Web security still outstandingly mediocre, experts report
Cross-site scripting (XSS) vulnerabilities continue to dominate the list of most common vulnerabilities found in real-world tests. In more than a third (37 per cent) of cases, a website vulnerable to XSS is also vulnerable to a more critical flaw such as SQL injection or improper access control, according to web security …
COMMENTS
-
Monday 7th November 2016 15:39 GMT Alister
By contrast there has been no move away from the ageing TLS 1.0 protocol: 96.1 per cent of web servers still support it, compared with 97 per cent in June 2016. Maintaining compliance with the credit card industry’s PCI DSS standard means those who handle credit card data need to drop support for TLS 1.0 from June 2018.
Very few publicly facing web sites will be prepared to remove TLS 1.0 support whilst a substantial number of visits come from client browsers or operating systems which require it.
We investigated it last month, as a PCI audit highlighted that we still supported it on some of our servers, but an analysis of the client's site traffic showed that nearly 30% of visitors still used browsers which required TLS 1.0 to connect.
I can't see any company whose primary income stream is web based cutting off 30% of their customer base just to be PCI compliant.
-
Monday 7th November 2016 18:00 GMT Nate Amsden
Which is one reason why the deadline keeps being extended.
For my org we've been unable to go beyond 1.0 due to a blocking citrix netscaler bug I was working with them for 18 months on(unrelated to TLS, but blocked upgrading). Now they have a fix which is due in early December for public use. Which means immediate deploy to test envs then production hopefully in late January.

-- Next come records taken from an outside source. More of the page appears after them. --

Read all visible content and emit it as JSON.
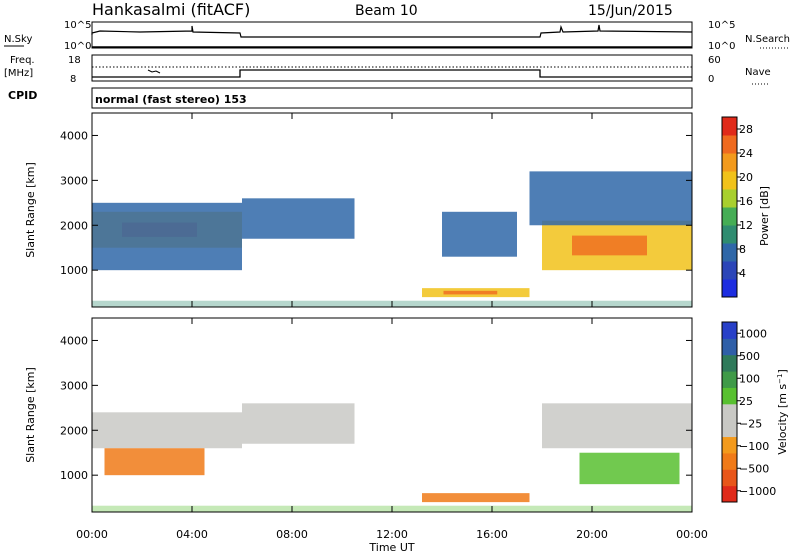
{
  "header": {
    "station": "Hankasalmi (fitACF)",
    "beam": "Beam 10",
    "date": "15/Jun/2015"
  },
  "top_panels": {
    "nsky_label": "N.Sky",
    "nsearch_label": "N.Search",
    "freq_label_1": "Freq.",
    "freq_label_2": "[MHz]",
    "nave_label": "Nave",
    "cpid_label": "CPID",
    "nsky_ticks": [
      "10^5",
      "10^0"
    ],
    "nsearch_ticks": [
      "10^5",
      "10^0"
    ],
    "freq_ticks": [
      "18",
      "8"
    ],
    "nave_ticks": [
      "60",
      "0"
    ],
    "cpid_text": "normal (fast stereo) 153"
  },
  "colors": {
    "power_scale": [
      "#1d2de0",
      "#2b45b8",
      "#2f67a8",
      "#2f8c70",
      "#45ad55",
      "#a8cf2e",
      "#f1c21a",
      "#f39a1c",
      "#ef6a1f",
      "#e02a1a"
    ],
    "velocity_scale": [
      "#2840c8",
      "#2f5fa8",
      "#2f7a5a",
      "#3f9a48",
      "#58c030",
      "#c9c9c5",
      "#c8c8c4",
      "#f39a1c",
      "#f07a18",
      "#e8561a",
      "#e02a1a"
    ]
  },
  "chart_data": [
    {
      "type": "heatmap",
      "title": "",
      "xlabel": "",
      "ylabel": "Slant Range [km]",
      "xlim": [
        "00:00",
        "24:00"
      ],
      "ylim": [
        180,
        4500
      ],
      "x_ticks": [
        "00:00",
        "04:00",
        "08:00",
        "12:00",
        "16:00",
        "20:00",
        "00:00"
      ],
      "y_ticks": [
        1000,
        2000,
        3000,
        4000
      ],
      "colorbar": {
        "label": "Power [dB]",
        "ticks": [
          4,
          8,
          12,
          16,
          20,
          24,
          28
        ],
        "range": [
          0,
          30
        ]
      },
      "regions": [
        {
          "t0": 0.0,
          "t1": 6.0,
          "r0": 1500,
          "r1": 2300,
          "level": "high"
        },
        {
          "t0": 0.0,
          "t1": 6.0,
          "r0": 1000,
          "r1": 2500,
          "level": "low"
        },
        {
          "t0": 6.0,
          "t1": 10.5,
          "r0": 1700,
          "r1": 2600,
          "level": "low"
        },
        {
          "t0": 13.2,
          "t1": 17.5,
          "r0": 400,
          "r1": 600,
          "level": "high"
        },
        {
          "t0": 14.0,
          "t1": 17.0,
          "r0": 1300,
          "r1": 2300,
          "level": "low"
        },
        {
          "t0": 18.0,
          "t1": 24.0,
          "r0": 1000,
          "r1": 2100,
          "level": "high"
        },
        {
          "t0": 17.5,
          "t1": 24.0,
          "r0": 2000,
          "r1": 3200,
          "level": "low"
        }
      ]
    },
    {
      "type": "heatmap",
      "title": "",
      "xlabel": "Time UT",
      "ylabel": "Slant Range [km]",
      "xlim": [
        "00:00",
        "24:00"
      ],
      "ylim": [
        180,
        4500
      ],
      "x_ticks": [
        "00:00",
        "04:00",
        "08:00",
        "12:00",
        "16:00",
        "20:00",
        "00:00"
      ],
      "y_ticks": [
        1000,
        2000,
        3000,
        4000
      ],
      "colorbar": {
        "label": "Velocity [m s^-1]",
        "ticks": [
          1000,
          500,
          100,
          25,
          -25,
          -100,
          -500,
          -1000
        ]
      },
      "regions": [
        {
          "t0": 0.0,
          "t1": 6.0,
          "r0": 1600,
          "r1": 2400,
          "level": "ground"
        },
        {
          "t0": 0.5,
          "t1": 4.5,
          "r0": 1000,
          "r1": 1600,
          "level": "negative"
        },
        {
          "t0": 6.0,
          "t1": 10.5,
          "r0": 1700,
          "r1": 2600,
          "level": "ground"
        },
        {
          "t0": 13.2,
          "t1": 17.5,
          "r0": 400,
          "r1": 600,
          "level": "negative"
        },
        {
          "t0": 18.0,
          "t1": 24.0,
          "r0": 1600,
          "r1": 2600,
          "level": "ground"
        },
        {
          "t0": 19.5,
          "t1": 23.5,
          "r0": 800,
          "r1": 1500,
          "level": "positive"
        }
      ]
    }
  ]
}
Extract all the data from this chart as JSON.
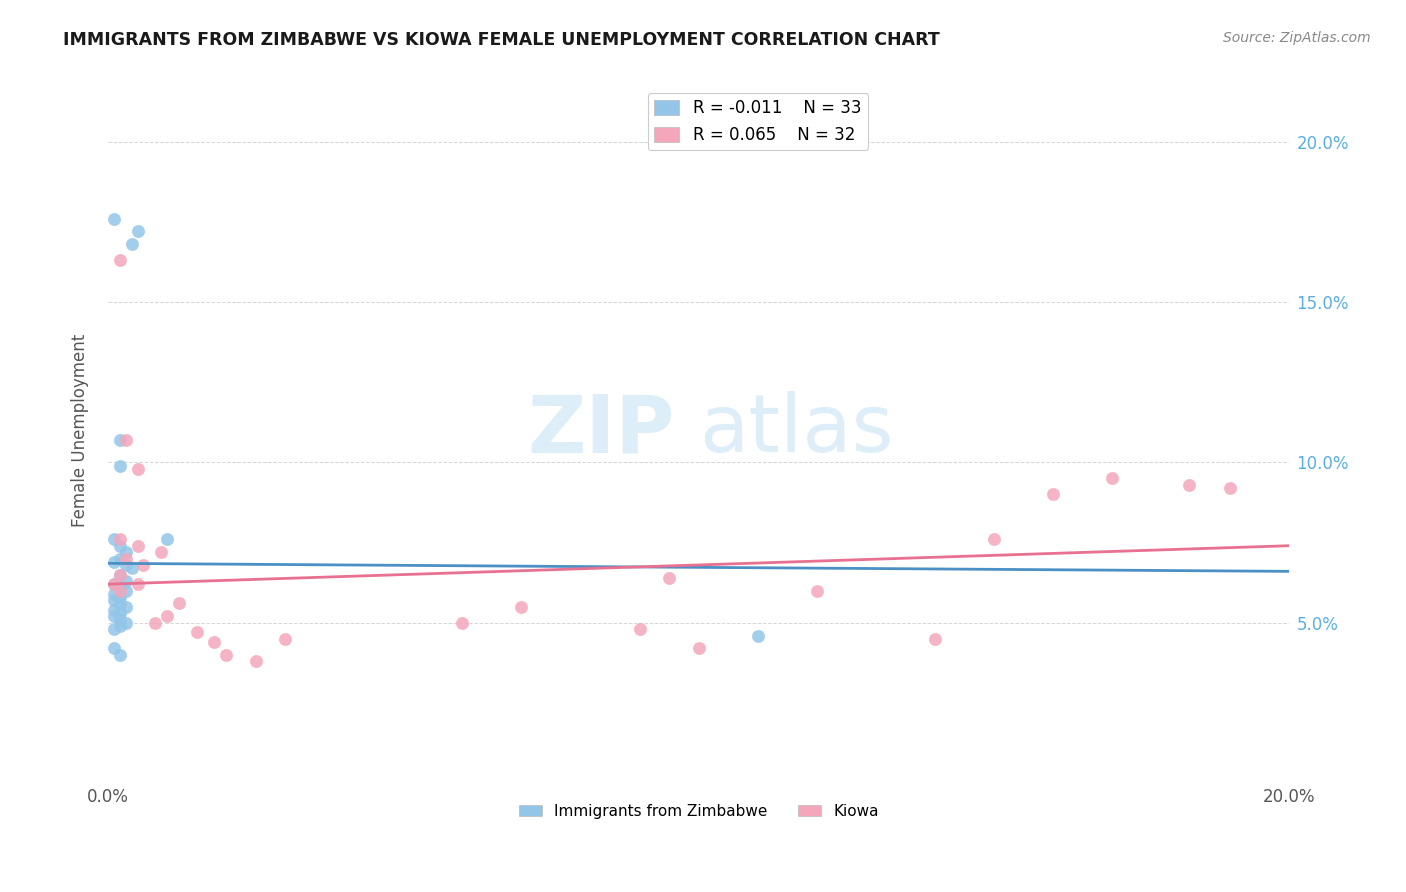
{
  "title": "IMMIGRANTS FROM ZIMBABWE VS KIOWA FEMALE UNEMPLOYMENT CORRELATION CHART",
  "source": "Source: ZipAtlas.com",
  "ylabel": "Female Unemployment",
  "xlim": [
    0.0,
    0.2
  ],
  "ylim": [
    0.0,
    0.22
  ],
  "legend_r1": "R = -0.011",
  "legend_n1": "N = 33",
  "legend_r2": "R = 0.065",
  "legend_n2": "N = 32",
  "color_blue": "#92C5E8",
  "color_pink": "#F4A7BB",
  "color_blue_line": "#4A90C4",
  "color_pink_line": "#E87090",
  "watermark_zip": "ZIP",
  "watermark_atlas": "atlas",
  "scatter_blue": [
    [
      0.001,
      0.176
    ],
    [
      0.005,
      0.172
    ],
    [
      0.004,
      0.168
    ],
    [
      0.002,
      0.107
    ],
    [
      0.002,
      0.099
    ],
    [
      0.001,
      0.076
    ],
    [
      0.002,
      0.074
    ],
    [
      0.003,
      0.072
    ],
    [
      0.002,
      0.07
    ],
    [
      0.003,
      0.068
    ],
    [
      0.001,
      0.069
    ],
    [
      0.004,
      0.067
    ],
    [
      0.002,
      0.065
    ],
    [
      0.003,
      0.063
    ],
    [
      0.001,
      0.062
    ],
    [
      0.002,
      0.061
    ],
    [
      0.003,
      0.06
    ],
    [
      0.001,
      0.059
    ],
    [
      0.002,
      0.058
    ],
    [
      0.001,
      0.057
    ],
    [
      0.002,
      0.056
    ],
    [
      0.003,
      0.055
    ],
    [
      0.001,
      0.054
    ],
    [
      0.002,
      0.053
    ],
    [
      0.001,
      0.052
    ],
    [
      0.002,
      0.051
    ],
    [
      0.003,
      0.05
    ],
    [
      0.002,
      0.049
    ],
    [
      0.001,
      0.048
    ],
    [
      0.01,
      0.076
    ],
    [
      0.001,
      0.042
    ],
    [
      0.002,
      0.04
    ],
    [
      0.11,
      0.046
    ]
  ],
  "scatter_pink": [
    [
      0.002,
      0.163
    ],
    [
      0.003,
      0.107
    ],
    [
      0.005,
      0.098
    ],
    [
      0.002,
      0.076
    ],
    [
      0.005,
      0.074
    ],
    [
      0.009,
      0.072
    ],
    [
      0.003,
      0.07
    ],
    [
      0.006,
      0.068
    ],
    [
      0.002,
      0.065
    ],
    [
      0.005,
      0.062
    ],
    [
      0.002,
      0.06
    ],
    [
      0.012,
      0.056
    ],
    [
      0.01,
      0.052
    ],
    [
      0.008,
      0.05
    ],
    [
      0.015,
      0.047
    ],
    [
      0.018,
      0.044
    ],
    [
      0.02,
      0.04
    ],
    [
      0.025,
      0.038
    ],
    [
      0.03,
      0.045
    ],
    [
      0.06,
      0.05
    ],
    [
      0.07,
      0.055
    ],
    [
      0.09,
      0.048
    ],
    [
      0.095,
      0.064
    ],
    [
      0.1,
      0.042
    ],
    [
      0.12,
      0.06
    ],
    [
      0.14,
      0.045
    ],
    [
      0.15,
      0.076
    ],
    [
      0.16,
      0.09
    ],
    [
      0.17,
      0.095
    ],
    [
      0.183,
      0.093
    ],
    [
      0.19,
      0.092
    ],
    [
      0.001,
      0.062
    ]
  ],
  "trendline_blue": {
    "x": [
      0.0,
      0.2
    ],
    "y": [
      0.0685,
      0.066
    ]
  },
  "trendline_pink": {
    "x": [
      0.0,
      0.2
    ],
    "y": [
      0.062,
      0.074
    ]
  }
}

Assuming no further blocking bugs discovered.
Not vulnerable to the major TLS attacks according to SSL labs though.(qualys does regular scans to validate we are PCI compliant)
-
-
Monday 7th November 2016 17:29 GMT Ian 55
How do they know?
"More than 72 per cent of WordPress installs assessed by High-Tech Bridge had default admin panel location and at least one brute-force crackable login/password pair"

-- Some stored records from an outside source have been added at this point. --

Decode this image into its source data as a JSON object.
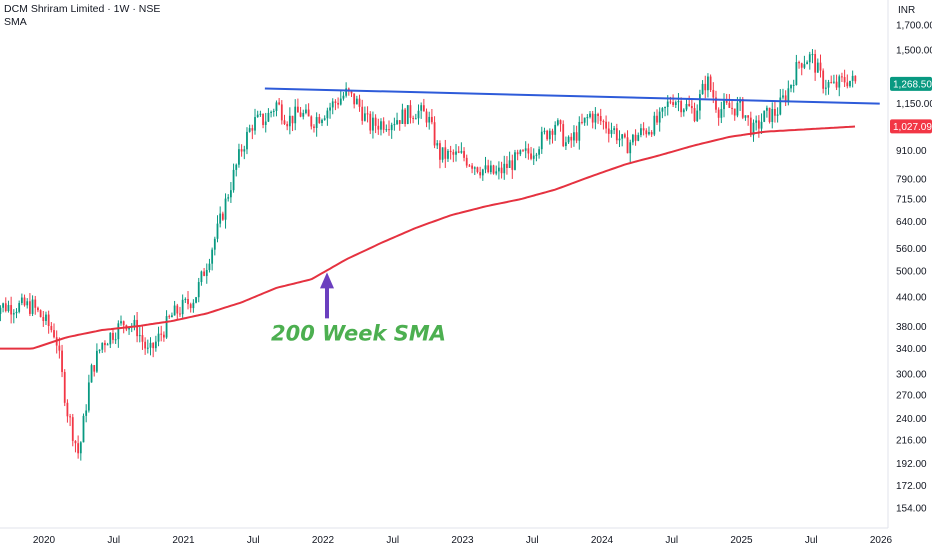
{
  "header": {
    "title": "DCM Shriram Limited · 1W · NSE",
    "indicator": "SMA",
    "currency": "INR"
  },
  "colors": {
    "up": "#089981",
    "down": "#f23645",
    "sma": "#e53240",
    "trendline": "#2e5bd9",
    "arrow": "#6b3fbf",
    "annotation": "#4caf50",
    "last_price_badge": "#089981",
    "sma_badge": "#f23645"
  },
  "chart_data": {
    "type": "candlestick",
    "y_scale": "log",
    "ylim": [
      145,
      1850
    ],
    "y_ticks": [
      "154.00",
      "172.00",
      "192.00",
      "216.00",
      "240.00",
      "270.00",
      "300.00",
      "340.00",
      "380.00",
      "440.00",
      "500.00",
      "560.00",
      "640.00",
      "715.00",
      "790.00",
      "910.00",
      "1,027.09",
      "1,150.00",
      "1,268.50",
      "1,500.00",
      "1,700.00"
    ],
    "x_ticks": [
      "2020",
      "Jul",
      "2021",
      "Jul",
      "2022",
      "Jul",
      "2023",
      "Jul",
      "2024",
      "Jul",
      "2025",
      "Jul",
      "2026"
    ],
    "last_price": "1,268.50",
    "sma_value": "1,027.09",
    "sma_period_weeks": 200,
    "annotation_text": "200 Week SMA",
    "price_anchors": [
      [
        "2019-12",
        420
      ],
      [
        "2020-02",
        365
      ],
      [
        "2020-03",
        250
      ],
      [
        "2020-04",
        200
      ],
      [
        "2020-05",
        300
      ],
      [
        "2020-06",
        350
      ],
      [
        "2020-08",
        390
      ],
      [
        "2020-09",
        375
      ],
      [
        "2020-10",
        330
      ],
      [
        "2020-12",
        400
      ],
      [
        "2021-02",
        440
      ],
      [
        "2021-03",
        520
      ],
      [
        "2021-04",
        620
      ],
      [
        "2021-05",
        760
      ],
      [
        "2021-06",
        920
      ],
      [
        "2021-07",
        1050
      ],
      [
        "2021-08",
        1060
      ],
      [
        "2021-09",
        1150
      ],
      [
        "2021-10",
        1060
      ],
      [
        "2021-11",
        1100
      ],
      [
        "2021-12",
        1050
      ],
      [
        "2022-01",
        1100
      ],
      [
        "2022-03",
        1210
      ],
      [
        "2022-04",
        1150
      ],
      [
        "2022-05",
        1030
      ],
      [
        "2022-07",
        1060
      ],
      [
        "2022-09",
        1110
      ],
      [
        "2022-10",
        1080
      ],
      [
        "2022-11",
        890
      ],
      [
        "2023-01",
        885
      ],
      [
        "2023-03",
        820
      ],
      [
        "2023-04",
        810
      ],
      [
        "2023-05",
        850
      ],
      [
        "2023-07",
        910
      ],
      [
        "2023-09",
        1050
      ],
      [
        "2023-10",
        930
      ],
      [
        "2023-12",
        1090
      ],
      [
        "2024-02",
        1010
      ],
      [
        "2024-03",
        930
      ],
      [
        "2024-04",
        980
      ],
      [
        "2024-06",
        1060
      ],
      [
        "2024-07",
        1190
      ],
      [
        "2024-09",
        1100
      ],
      [
        "2024-10",
        1300
      ],
      [
        "2024-11",
        1120
      ],
      [
        "2025-01",
        1130
      ],
      [
        "2025-02",
        1000
      ],
      [
        "2025-03",
        1080
      ],
      [
        "2025-04",
        1100
      ],
      [
        "2025-05",
        1230
      ],
      [
        "2025-06",
        1420
      ],
      [
        "2025-07",
        1450
      ],
      [
        "2025-08",
        1280
      ],
      [
        "2025-09",
        1250
      ],
      [
        "2025-10",
        1300
      ],
      [
        "2025-11",
        1268.5
      ]
    ],
    "sma_anchors": [
      [
        "2019-12",
        340
      ],
      [
        "2020-03",
        360
      ],
      [
        "2020-06",
        373
      ],
      [
        "2020-09",
        380
      ],
      [
        "2020-12",
        390
      ],
      [
        "2021-03",
        405
      ],
      [
        "2021-06",
        428
      ],
      [
        "2021-09",
        460
      ],
      [
        "2021-12",
        480
      ],
      [
        "2022-03",
        530
      ],
      [
        "2022-06",
        575
      ],
      [
        "2022-09",
        620
      ],
      [
        "2022-12",
        660
      ],
      [
        "2023-03",
        690
      ],
      [
        "2023-06",
        715
      ],
      [
        "2023-09",
        750
      ],
      [
        "2023-12",
        800
      ],
      [
        "2024-03",
        850
      ],
      [
        "2024-06",
        890
      ],
      [
        "2024-09",
        935
      ],
      [
        "2024-12",
        975
      ],
      [
        "2025-03",
        1000
      ],
      [
        "2025-06",
        1010
      ],
      [
        "2025-09",
        1020
      ],
      [
        "2025-11",
        1027.09
      ]
    ],
    "trendline": [
      [
        "2021-08",
        1240
      ],
      [
        "2025-11",
        1150
      ]
    ]
  }
}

Duh, the number that have it at anywhere other than /wp-admin is very low. If you have one WP site, you probably don't know you can change it, while if you have loads, the tool you use to manage them probably assumes /wp-admin.
But it'd be very interesting to know how they know about the crackable login-password pair. Are they just saying 'there's at least one login and all passwords are ultimately brute-forceable given enough millennia' or have they actually cracked them?
-
Monday 7th November 2016 18:04 GMT Nate Amsden
Re: How do they know?
I no longer actively blog but tgat is where my WP admin is at too. Someone cracked into it earlier in the year somehow (I've never run the vulnerable plug-ins,maybe compromised one of the admin accounts).
Ended up locking it down by limiting access to the admin to my private VPN. Also deleted all other accounts(been 3 years since anyone other than me wrote articles), no issues since fortunately.
-
Wednesday 9th November 2016 20:24 GMT Ian 55
Re: How do they know?
It turns out that the xmlrpc.php unit has the 'feature' of allowing attackers to test many hundreds of username / password combos in a single call. Obviously, there is no legit use for this, but it's been kept because it's part of the spec. I suspect that's how they got into one of mine.
The only real uses for the unit are the Android/ithing clients and the bloatware that's Automattic's Jetpack plugin. If you need the latter, there's a plugin that only allows access to it only from their IP addresses, otherwise block access to it.
-
-
Monday 7th November 2016 22:13 GMT PrivateCitizen
Re: How do they know?
But it'd be very interesting to know how they know about the crackable login-password pair.
Normally it means they have actually cracked them. Generally this is because someone either left the defaults in place or used an easily guessable password (admin, password, pa55w0rd etc). Its unlikely that the theoretical attack would be noted here.
-
-
Tuesday 8th November 2016 11:05 GMT William 3
Even if their websites are secure
They only ruin it by using advertisements, tracking, and all the other shit that makes it's insecure for the users of said website.
This is what happens when you let the unwashed masses onto the Internet.
Wish they'd all fuckoff back to watching telly and texting their mates about what's happening in Corrie.